Zostałam z kredytami, ratami a on ma wszystko gdzieś

W wieku 18 lat przeprowadziłaś się na drugi koniec Polski "dla niego"? Zaczęłaś dorosłe życie od nabrania kredytów?
Nie ma wokół Ciebie nikogo, kto dałby Ci po głowie i doprowadził do porządku?
Piszesz, że "on ma to gdzieś", a przecież on zachowuje się dokładnie tak samo jak TY.
Jeśli nie szanujesz samej siebie i swojego życia, to na jakiej podstawie oczekujesz, że inni uszanują je za Ciebie?

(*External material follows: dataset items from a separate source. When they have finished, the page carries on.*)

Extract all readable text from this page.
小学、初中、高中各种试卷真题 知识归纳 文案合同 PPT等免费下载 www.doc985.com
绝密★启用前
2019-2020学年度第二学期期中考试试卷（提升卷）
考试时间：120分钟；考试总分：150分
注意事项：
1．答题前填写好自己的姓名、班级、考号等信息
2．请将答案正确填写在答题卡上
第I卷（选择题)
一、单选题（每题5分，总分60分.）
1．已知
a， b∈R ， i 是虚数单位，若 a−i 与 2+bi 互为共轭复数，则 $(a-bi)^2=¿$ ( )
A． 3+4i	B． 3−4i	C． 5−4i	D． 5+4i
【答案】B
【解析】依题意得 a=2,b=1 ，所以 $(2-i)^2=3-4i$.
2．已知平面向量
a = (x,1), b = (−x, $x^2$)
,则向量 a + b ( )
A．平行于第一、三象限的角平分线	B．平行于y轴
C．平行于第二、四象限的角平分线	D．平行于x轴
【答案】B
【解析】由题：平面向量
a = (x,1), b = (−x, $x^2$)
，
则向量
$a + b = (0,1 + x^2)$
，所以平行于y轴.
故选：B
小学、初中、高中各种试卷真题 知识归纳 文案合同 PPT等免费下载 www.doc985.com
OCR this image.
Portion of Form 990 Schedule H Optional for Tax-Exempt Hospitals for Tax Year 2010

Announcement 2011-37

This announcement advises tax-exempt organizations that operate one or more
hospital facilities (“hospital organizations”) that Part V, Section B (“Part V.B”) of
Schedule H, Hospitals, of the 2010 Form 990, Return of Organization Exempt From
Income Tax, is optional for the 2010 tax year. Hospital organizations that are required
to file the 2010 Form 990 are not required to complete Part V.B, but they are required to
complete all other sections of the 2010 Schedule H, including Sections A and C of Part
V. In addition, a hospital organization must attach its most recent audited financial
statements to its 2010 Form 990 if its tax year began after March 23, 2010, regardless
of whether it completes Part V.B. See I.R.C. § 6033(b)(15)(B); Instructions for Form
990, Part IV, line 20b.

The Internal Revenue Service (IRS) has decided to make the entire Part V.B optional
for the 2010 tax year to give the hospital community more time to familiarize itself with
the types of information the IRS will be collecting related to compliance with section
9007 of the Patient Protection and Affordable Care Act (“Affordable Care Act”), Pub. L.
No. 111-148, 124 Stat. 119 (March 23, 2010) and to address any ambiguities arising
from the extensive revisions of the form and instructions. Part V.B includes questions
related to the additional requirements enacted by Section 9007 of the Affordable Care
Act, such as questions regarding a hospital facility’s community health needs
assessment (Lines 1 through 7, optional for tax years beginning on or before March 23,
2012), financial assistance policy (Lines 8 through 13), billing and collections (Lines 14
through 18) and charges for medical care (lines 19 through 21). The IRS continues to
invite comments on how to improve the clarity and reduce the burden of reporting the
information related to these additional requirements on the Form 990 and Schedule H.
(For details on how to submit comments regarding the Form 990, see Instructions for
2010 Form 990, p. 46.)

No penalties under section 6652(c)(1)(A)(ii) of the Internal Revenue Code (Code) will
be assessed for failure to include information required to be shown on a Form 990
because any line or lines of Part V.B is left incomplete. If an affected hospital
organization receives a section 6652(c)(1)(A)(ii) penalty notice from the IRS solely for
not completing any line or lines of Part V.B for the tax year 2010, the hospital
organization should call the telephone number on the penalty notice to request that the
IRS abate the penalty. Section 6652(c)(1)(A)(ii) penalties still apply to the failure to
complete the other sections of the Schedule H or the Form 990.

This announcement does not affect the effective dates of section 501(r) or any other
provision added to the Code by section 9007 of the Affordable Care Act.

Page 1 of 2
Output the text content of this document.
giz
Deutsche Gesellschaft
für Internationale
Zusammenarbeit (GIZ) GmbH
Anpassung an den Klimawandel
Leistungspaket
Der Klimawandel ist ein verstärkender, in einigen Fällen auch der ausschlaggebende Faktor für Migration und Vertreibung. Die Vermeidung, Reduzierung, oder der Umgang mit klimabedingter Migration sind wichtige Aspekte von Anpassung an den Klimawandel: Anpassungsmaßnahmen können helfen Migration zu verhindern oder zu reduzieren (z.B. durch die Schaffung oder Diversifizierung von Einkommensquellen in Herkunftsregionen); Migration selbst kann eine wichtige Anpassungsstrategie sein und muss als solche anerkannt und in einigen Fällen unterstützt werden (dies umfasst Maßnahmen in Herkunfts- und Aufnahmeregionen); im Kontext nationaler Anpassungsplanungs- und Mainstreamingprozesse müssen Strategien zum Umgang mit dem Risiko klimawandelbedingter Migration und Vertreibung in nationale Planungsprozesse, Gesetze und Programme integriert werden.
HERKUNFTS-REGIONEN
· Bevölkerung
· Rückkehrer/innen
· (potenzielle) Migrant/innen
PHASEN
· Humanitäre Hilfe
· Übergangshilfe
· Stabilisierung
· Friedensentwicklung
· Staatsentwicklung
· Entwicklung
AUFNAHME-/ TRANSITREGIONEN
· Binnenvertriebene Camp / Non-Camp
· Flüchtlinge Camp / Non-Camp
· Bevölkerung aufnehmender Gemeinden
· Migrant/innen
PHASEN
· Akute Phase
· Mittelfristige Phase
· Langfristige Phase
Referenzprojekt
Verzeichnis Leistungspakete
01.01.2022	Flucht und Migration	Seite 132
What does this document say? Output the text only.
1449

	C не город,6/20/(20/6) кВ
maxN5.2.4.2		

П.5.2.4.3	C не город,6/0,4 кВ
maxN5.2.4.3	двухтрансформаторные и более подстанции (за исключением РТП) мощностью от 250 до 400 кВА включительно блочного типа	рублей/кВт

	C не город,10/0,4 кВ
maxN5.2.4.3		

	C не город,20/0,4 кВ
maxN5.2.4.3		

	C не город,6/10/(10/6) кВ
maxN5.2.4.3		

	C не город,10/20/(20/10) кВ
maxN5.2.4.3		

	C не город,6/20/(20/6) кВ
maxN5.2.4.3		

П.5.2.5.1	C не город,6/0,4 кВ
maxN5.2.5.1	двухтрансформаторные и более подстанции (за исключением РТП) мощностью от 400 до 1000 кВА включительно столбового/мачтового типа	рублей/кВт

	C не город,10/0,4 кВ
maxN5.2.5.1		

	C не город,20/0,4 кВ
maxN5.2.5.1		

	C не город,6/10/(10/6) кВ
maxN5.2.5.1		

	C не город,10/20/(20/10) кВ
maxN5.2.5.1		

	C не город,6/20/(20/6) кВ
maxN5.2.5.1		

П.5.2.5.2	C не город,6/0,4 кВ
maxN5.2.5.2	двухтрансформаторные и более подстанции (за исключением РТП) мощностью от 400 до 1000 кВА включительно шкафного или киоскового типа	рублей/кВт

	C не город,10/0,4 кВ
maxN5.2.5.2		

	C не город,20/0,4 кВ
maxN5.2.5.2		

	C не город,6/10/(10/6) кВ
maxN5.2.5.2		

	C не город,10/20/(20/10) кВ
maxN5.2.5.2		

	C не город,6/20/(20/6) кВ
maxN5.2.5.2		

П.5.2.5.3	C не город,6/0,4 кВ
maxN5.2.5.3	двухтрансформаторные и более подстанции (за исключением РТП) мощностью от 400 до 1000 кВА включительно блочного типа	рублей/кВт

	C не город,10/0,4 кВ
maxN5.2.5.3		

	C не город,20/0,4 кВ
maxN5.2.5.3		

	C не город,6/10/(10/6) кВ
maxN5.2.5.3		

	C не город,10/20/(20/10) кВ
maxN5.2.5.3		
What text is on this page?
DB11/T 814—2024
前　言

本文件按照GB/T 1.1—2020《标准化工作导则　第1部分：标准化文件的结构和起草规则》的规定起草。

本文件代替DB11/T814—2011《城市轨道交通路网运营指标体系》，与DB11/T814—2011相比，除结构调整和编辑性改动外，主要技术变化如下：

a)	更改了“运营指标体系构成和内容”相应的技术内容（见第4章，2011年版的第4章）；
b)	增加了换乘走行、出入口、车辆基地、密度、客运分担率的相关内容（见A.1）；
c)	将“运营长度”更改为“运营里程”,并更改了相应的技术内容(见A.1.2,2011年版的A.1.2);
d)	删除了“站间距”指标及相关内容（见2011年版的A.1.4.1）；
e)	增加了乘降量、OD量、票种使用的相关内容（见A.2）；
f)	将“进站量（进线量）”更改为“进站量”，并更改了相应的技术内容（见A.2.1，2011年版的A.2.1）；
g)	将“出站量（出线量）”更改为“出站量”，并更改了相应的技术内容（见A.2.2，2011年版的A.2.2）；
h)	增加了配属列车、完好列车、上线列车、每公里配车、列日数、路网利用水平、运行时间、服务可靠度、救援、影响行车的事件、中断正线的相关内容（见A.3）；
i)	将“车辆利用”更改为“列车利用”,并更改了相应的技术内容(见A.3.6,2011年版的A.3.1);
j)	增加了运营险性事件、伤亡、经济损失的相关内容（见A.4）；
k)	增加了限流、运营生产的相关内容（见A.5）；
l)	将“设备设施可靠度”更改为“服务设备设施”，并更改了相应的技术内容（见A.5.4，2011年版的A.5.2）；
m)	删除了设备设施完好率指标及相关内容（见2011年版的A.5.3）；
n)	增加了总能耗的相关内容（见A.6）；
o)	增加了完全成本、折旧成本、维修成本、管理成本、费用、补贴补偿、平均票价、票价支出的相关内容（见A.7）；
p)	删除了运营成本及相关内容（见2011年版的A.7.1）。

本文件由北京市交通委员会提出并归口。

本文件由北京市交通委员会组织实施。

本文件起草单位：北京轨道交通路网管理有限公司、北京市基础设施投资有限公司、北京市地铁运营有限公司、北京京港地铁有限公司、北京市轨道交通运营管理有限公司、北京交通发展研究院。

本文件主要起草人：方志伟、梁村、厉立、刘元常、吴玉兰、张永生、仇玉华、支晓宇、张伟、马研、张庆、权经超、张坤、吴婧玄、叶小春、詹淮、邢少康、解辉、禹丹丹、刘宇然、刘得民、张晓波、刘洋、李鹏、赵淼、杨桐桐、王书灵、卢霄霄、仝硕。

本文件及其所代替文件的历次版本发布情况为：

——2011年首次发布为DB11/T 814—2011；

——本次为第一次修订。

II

Z przymrużeniem oka

Cytat

Nie znam się na prawie ale wiem ze te wszystkie kredyty i raty były na mnie więc ja muszę je spłacac ale czy moge cos zrobic żeby on mnie tak nie męczył?

a kto je spłacał do tej pory?
TakUśmiech Jeśli były zaciągane na Ciebie, to Ty jesteś odpowiedzialna za ich spłatę.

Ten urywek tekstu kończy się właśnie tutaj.